Haven’t you heard? There is a third option when it comes to stretch marks. You can reduce stretch marks’ appearance, remove them through surgery, or take the advice of dermatologist Fayne L. Frey, MD: “Women should embrace their stretch marks. In a culture that has emphasized physical beauty, it is time women embrace themselves for who they are, not what they look like!” Amen, sister! Frey says, “Almost 95 percent of women ages 18 to 98 feel inadequate with themselves when they walk past a mirror.” I can relate. I’m only a few months postpartum. I’ve lost most of the baby weight, but my favorite pre-pregnancy jeans still don’t fit. Even though I have a great support system at home, I feel like I’m sometimes looking at a stranger. I don’t like the body I see in the mirror most of the time. I’m not alone. But ladies, we’re being too hard on ourselves. Greenberg often reminds his patients to “remember that their [stretch marks’] presence is often a reminder of a big life accomplishment; most commonly the birth of a baby or significant weight loss.” If you’re struggling to embrace your stretch marks, there are few things that can help you learn to love your new body:
Appreciate your new assets.
Yes, I’m talking about your new boobs. You may have a few stretch marks, but you’ve got Dolly Parton-size breasts now. And aside from your labor and delivery bill, they were totally free!
Schedule some alone time.
A lot of new moms think they’ll be seen as bad parents if they leave their kid for even a second. But I have news for you: Alone time is necessary for your sanity and self-image. Do something just for you. Schedule a massage. Go for a 20-minute walk. Sit in your car and watch Netflix on your phone. Whatever you do, make sure it’s something that you do for you. You’ll be more relaxed and more apt to like what you see in the mirror.

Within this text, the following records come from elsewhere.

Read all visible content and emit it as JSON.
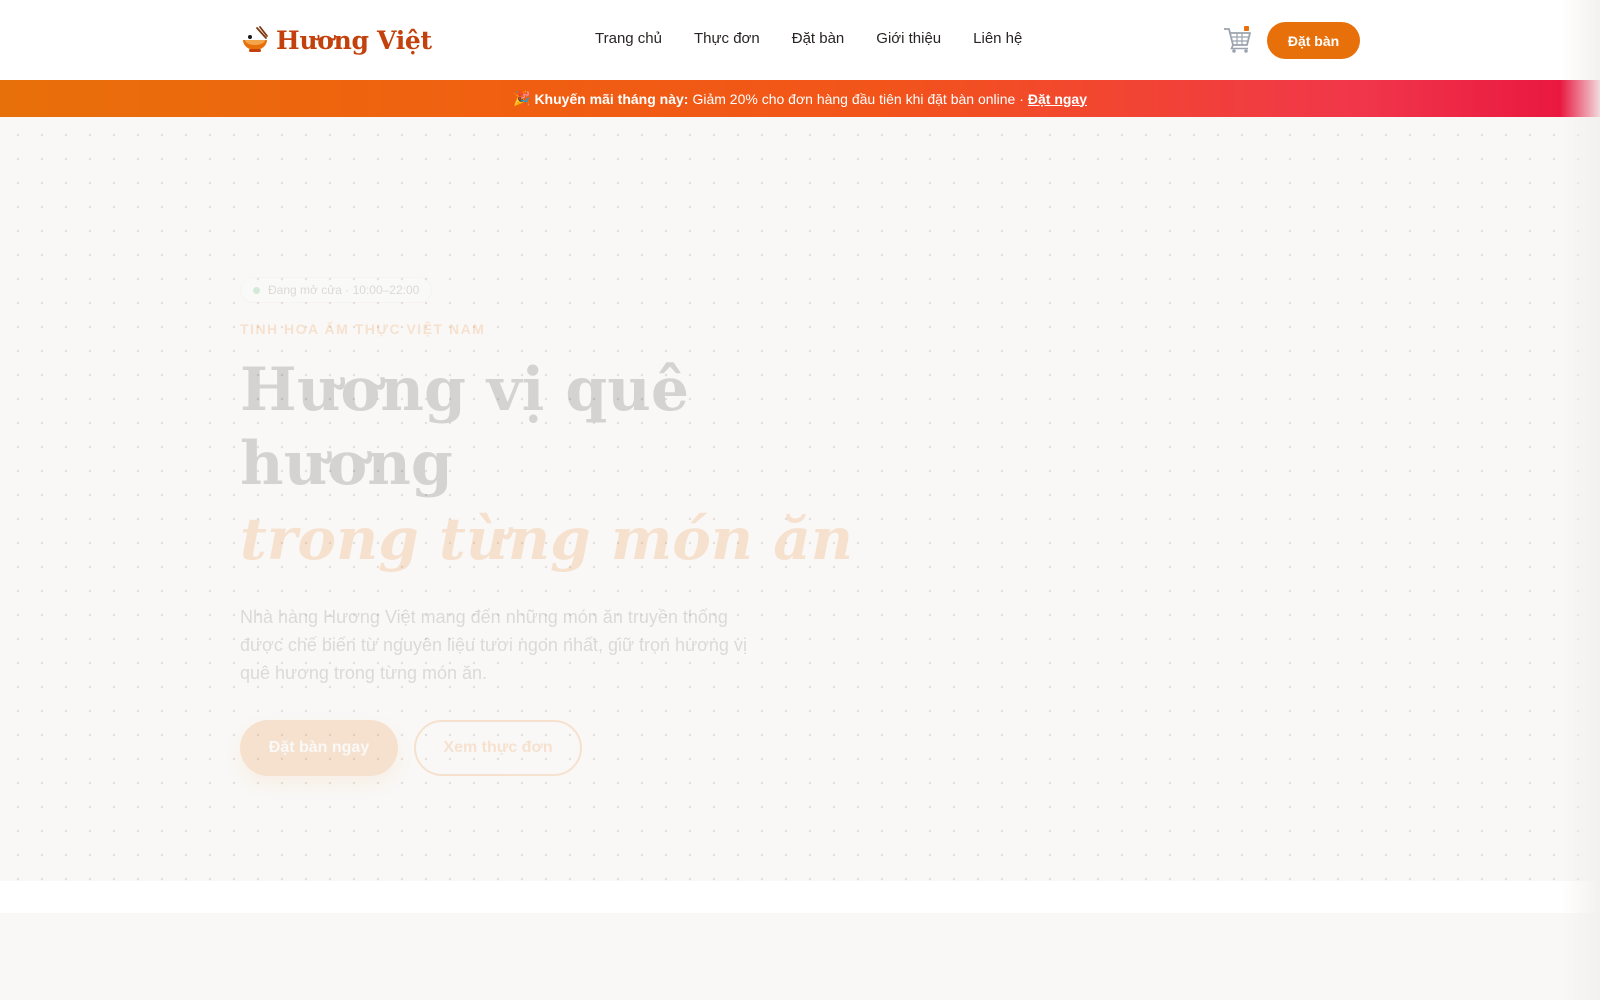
{
  "header": {
    "logo_text": "Hương Việt",
    "logo_icon": "noodle-bowl-icon",
    "nav": [
      {
        "label": "Trang chủ"
      },
      {
        "label": "Thực đơn"
      },
      {
        "label": "Đặt bàn"
      },
      {
        "label": "Giới thiệu"
      },
      {
        "label": "Liên hệ"
      }
    ],
    "cart_icon": "cart-icon",
    "cta_label": "Đặt bàn"
  },
  "promo": {
    "emoji": "🎉",
    "bold_text": "Khuyến mãi tháng này:",
    "text": "Giảm 20% cho đơn hàng đầu tiên khi đặt bàn online ·",
    "link_text": "Đặt ngay"
  },
  "hero": {
    "badge_text": "Đang mở cửa · 10:00–22:00",
    "eyebrow": "TINH HOA ẨM THỰC VIỆT NAM",
    "headline": "Hương vị quê hương",
    "headline_accent": "trong từng món ăn",
    "description": "Nhà hàng Hương Việt mang đến những món ăn truyền thống được chế biến từ nguyên liệu tươi ngon nhất, giữ trọn hương vị quê hương trong từng món ăn.",
    "primary_button": "Đặt bàn ngay",
    "secondary_button": "Xem thực đơn"
  },
  "colors": {
    "accent": "#e8700a",
    "brand_text": "#c2410c",
    "promo_end": "#e8123e"
  }
}
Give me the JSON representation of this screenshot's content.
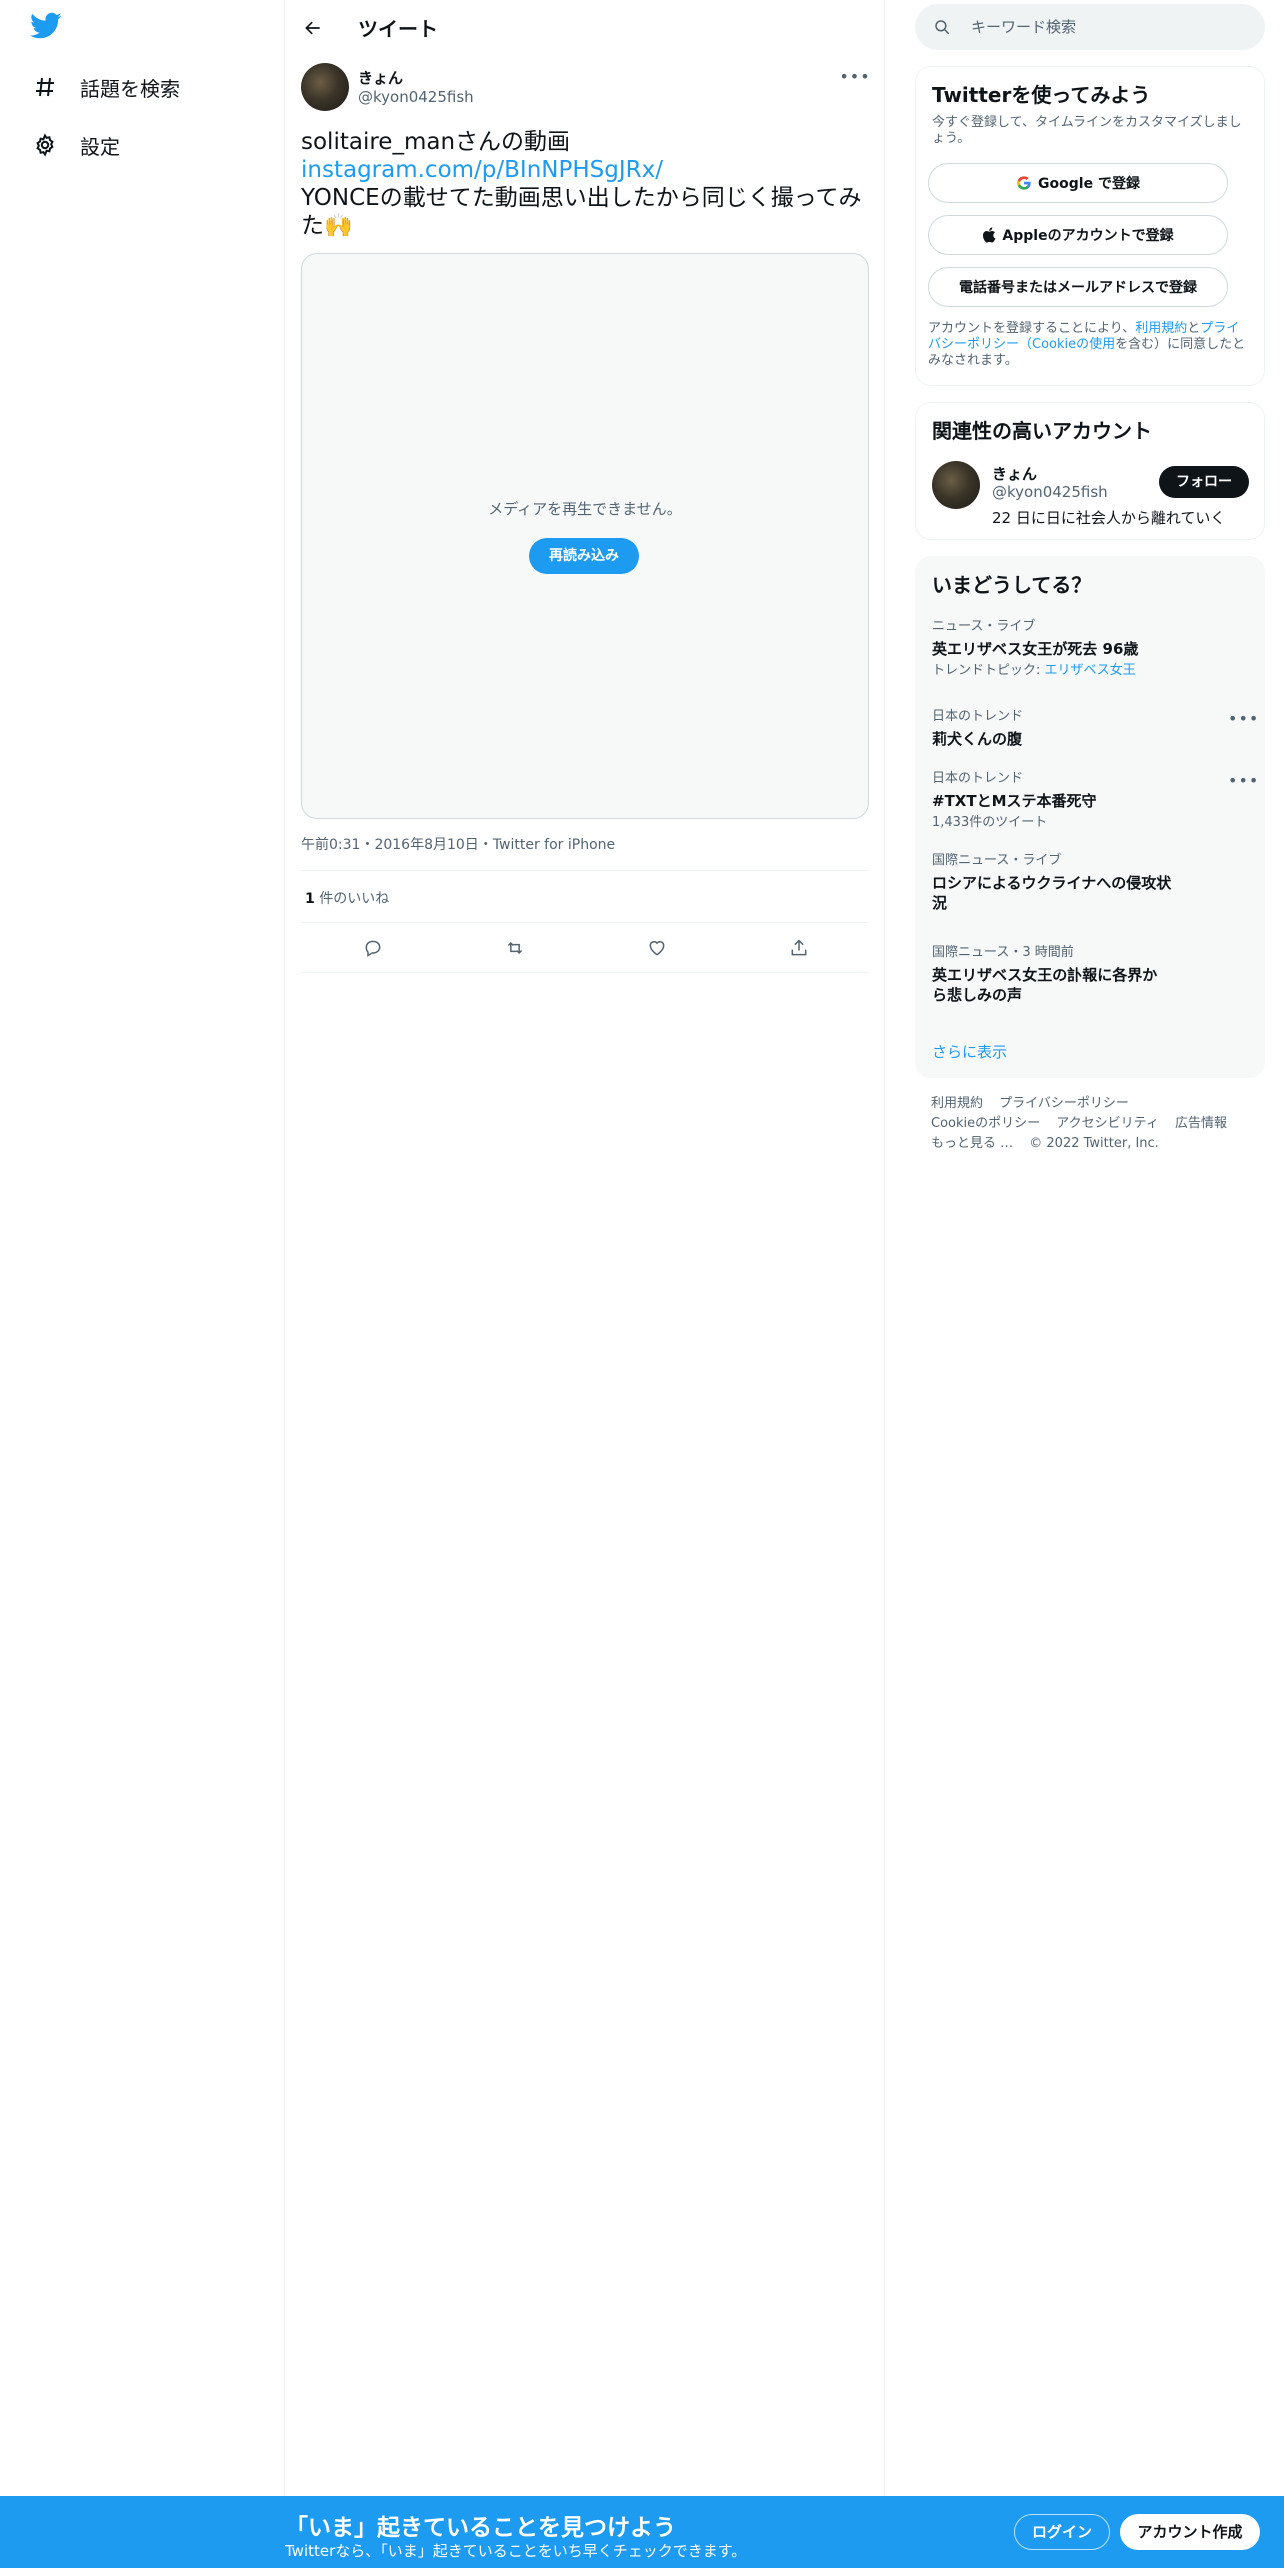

Remember that you don’t have to like your body all the time.
Being body positive does not mean you have to love your body all the time. Instead, try practicing a bit of body neutrality. Sometimes striving for body positivity can be just as harmful as a negative self-image because you’re still putting a lot of pressure on yourself to live up to a certain ideal. Body neutrality simply means saying, “This is my body and I’m fine with it most days.” The bottom line on stretch marks? Do whatever makes you feel good. Buy the cream. Schedule a chemical peel. Get cosmetic surgery. Or, do nothing. How you think about and respond to your stretch marks totally your choice.